Frederick_Cheung · February 8, 2011, 4:37pm

Don't know if/how to bend ruby's regular expressions to do this but trying to parse html with regular expressions is doomed to fail eventually. Use something like nokogiri.

Fred

11155 · February 8, 2011, 5:34pm

Ralph Shnelvar wrote in post #980334:

How can I do this? That is, I want to find the nearest <h1> ... </h1> surrounding Placeholder2.

First, I'll +1 Fred on using Nokogiri for parsing HTML.

But you can modify you regex so any markup '<' characters are excluded using [^<], as in:

p = /<(h\d)>[^<]+Placeholder2.*?<\/\1>/ s = "xyz<h1>x P0 y</h1><h1>x Q1 y</h1><h1>1 Placeholder2 2</h1>abc" p =~ s

=> 33

$1

=> "h1"

Is that what you meant?

- ff

11155 · February 8, 2011, 6:10pm

In terms of Nokogiri and Hpricot ...

I develop on a Windows machine and my ISP's machine is a Linux.

Nokoogiri works great on my development machine.
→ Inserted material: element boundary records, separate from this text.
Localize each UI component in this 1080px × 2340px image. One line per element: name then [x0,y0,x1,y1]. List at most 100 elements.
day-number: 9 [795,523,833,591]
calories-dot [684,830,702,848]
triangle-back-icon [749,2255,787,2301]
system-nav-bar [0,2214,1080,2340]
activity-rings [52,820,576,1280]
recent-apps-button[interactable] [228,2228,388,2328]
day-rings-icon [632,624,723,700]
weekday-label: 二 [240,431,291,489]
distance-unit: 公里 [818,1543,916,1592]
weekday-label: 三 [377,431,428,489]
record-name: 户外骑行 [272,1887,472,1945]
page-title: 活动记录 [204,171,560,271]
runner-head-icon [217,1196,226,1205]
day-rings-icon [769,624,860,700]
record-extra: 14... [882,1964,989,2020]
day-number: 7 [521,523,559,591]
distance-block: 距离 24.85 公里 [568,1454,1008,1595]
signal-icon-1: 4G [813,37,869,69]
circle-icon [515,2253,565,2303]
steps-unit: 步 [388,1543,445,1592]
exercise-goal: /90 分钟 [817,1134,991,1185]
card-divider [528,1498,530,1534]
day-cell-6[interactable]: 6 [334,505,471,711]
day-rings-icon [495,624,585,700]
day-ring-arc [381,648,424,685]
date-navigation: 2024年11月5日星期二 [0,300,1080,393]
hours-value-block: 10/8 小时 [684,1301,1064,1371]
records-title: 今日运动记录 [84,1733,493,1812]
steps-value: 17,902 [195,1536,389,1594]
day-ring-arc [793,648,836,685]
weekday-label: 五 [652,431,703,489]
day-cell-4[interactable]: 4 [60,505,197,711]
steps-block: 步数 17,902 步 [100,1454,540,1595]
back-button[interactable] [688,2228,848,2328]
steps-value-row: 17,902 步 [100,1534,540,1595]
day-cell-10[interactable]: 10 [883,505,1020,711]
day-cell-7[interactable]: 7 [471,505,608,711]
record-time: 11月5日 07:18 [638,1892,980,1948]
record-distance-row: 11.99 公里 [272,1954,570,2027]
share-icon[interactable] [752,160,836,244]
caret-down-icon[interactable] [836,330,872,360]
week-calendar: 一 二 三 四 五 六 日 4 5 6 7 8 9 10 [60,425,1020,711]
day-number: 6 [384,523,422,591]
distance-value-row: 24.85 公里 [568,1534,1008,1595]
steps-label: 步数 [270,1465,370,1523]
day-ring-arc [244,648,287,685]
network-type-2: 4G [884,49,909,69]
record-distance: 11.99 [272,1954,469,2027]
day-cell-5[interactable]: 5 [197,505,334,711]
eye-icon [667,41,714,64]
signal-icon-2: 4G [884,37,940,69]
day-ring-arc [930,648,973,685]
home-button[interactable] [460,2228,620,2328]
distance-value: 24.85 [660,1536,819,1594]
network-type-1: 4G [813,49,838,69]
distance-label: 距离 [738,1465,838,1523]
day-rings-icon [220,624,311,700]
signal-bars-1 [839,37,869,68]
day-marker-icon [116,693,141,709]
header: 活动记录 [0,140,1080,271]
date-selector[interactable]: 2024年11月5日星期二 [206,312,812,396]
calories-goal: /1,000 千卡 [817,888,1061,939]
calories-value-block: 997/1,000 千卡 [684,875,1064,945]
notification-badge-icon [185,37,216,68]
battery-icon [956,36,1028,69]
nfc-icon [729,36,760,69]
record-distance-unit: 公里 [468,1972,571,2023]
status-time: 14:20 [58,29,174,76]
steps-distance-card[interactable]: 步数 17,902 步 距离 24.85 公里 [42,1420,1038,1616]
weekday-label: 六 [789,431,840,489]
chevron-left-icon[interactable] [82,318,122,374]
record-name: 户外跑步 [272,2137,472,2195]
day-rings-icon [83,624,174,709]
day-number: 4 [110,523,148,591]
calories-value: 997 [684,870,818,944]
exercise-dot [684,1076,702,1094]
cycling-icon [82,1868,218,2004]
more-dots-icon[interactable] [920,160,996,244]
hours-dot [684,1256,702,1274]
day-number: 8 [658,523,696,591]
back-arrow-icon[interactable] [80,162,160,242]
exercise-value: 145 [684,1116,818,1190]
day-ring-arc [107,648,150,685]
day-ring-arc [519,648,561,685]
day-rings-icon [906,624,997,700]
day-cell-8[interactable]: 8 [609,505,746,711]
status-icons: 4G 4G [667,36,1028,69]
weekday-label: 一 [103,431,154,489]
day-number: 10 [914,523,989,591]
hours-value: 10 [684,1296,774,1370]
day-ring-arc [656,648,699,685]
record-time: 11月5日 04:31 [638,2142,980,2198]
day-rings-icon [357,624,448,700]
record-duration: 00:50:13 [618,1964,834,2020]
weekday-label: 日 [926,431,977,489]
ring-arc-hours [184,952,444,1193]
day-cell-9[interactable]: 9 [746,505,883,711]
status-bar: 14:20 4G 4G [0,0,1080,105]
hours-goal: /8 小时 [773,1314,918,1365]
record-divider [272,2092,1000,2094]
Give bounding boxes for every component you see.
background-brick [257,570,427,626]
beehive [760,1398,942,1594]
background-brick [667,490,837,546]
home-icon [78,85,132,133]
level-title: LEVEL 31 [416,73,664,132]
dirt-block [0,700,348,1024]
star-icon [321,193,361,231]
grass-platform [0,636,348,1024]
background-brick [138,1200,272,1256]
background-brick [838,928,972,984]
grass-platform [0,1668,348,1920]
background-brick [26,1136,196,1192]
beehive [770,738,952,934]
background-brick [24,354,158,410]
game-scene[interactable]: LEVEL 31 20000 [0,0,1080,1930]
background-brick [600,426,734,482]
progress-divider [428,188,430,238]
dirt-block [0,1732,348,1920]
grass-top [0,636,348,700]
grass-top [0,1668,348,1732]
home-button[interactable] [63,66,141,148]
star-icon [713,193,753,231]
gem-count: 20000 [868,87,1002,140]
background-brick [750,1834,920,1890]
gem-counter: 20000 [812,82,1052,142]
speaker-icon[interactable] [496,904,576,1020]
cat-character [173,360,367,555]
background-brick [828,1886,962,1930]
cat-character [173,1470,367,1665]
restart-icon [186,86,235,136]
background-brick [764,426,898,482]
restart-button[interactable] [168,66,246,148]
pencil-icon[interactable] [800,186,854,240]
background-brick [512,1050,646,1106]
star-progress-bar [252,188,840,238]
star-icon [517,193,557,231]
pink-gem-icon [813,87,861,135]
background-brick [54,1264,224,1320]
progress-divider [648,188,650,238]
My ISP does not support Nokogiri on his ... unless I am willing to spend the money to have him install it .. which I don't ... and for political reasons, I can't move to another ISP.

Hpricot has given me lots and lots of problems ...

So I have been reduced to parsing some html myself. I don't want to do it ... but I gotta.

Fearless, your solution seems to work ... but I am clueless as to how and why it works!

11155 · February 8, 2011, 6:34pm

Ralph Shnelvar wrote in post #980369:

Fearless, your solution seems to work ... but I am clueless as to how and why it works!

I'm FAR from a regex wizard, but it's worth noting: [abc] means match any occurrence of a or b or c [^abc] means match any character that is NOT a or b or c ergo [^<] means match anything that is NOT an open bracket [^<]+ means match one or more things are are not open brackets

so /<(h\d)>[^<]+Placeholder2.*?<\/\1>/

matches an open < followed by an h followed by a digit followed by a close >, then any number of characters as long as they are NOT < followed by "Placeholder2" ... etc

Of course, this will break as soon as someone adds attributes to the <h1> tag, such as <h1 class="navbar">, which is why we all like Nokogiri. I'm sorry your ISP doesn't agree!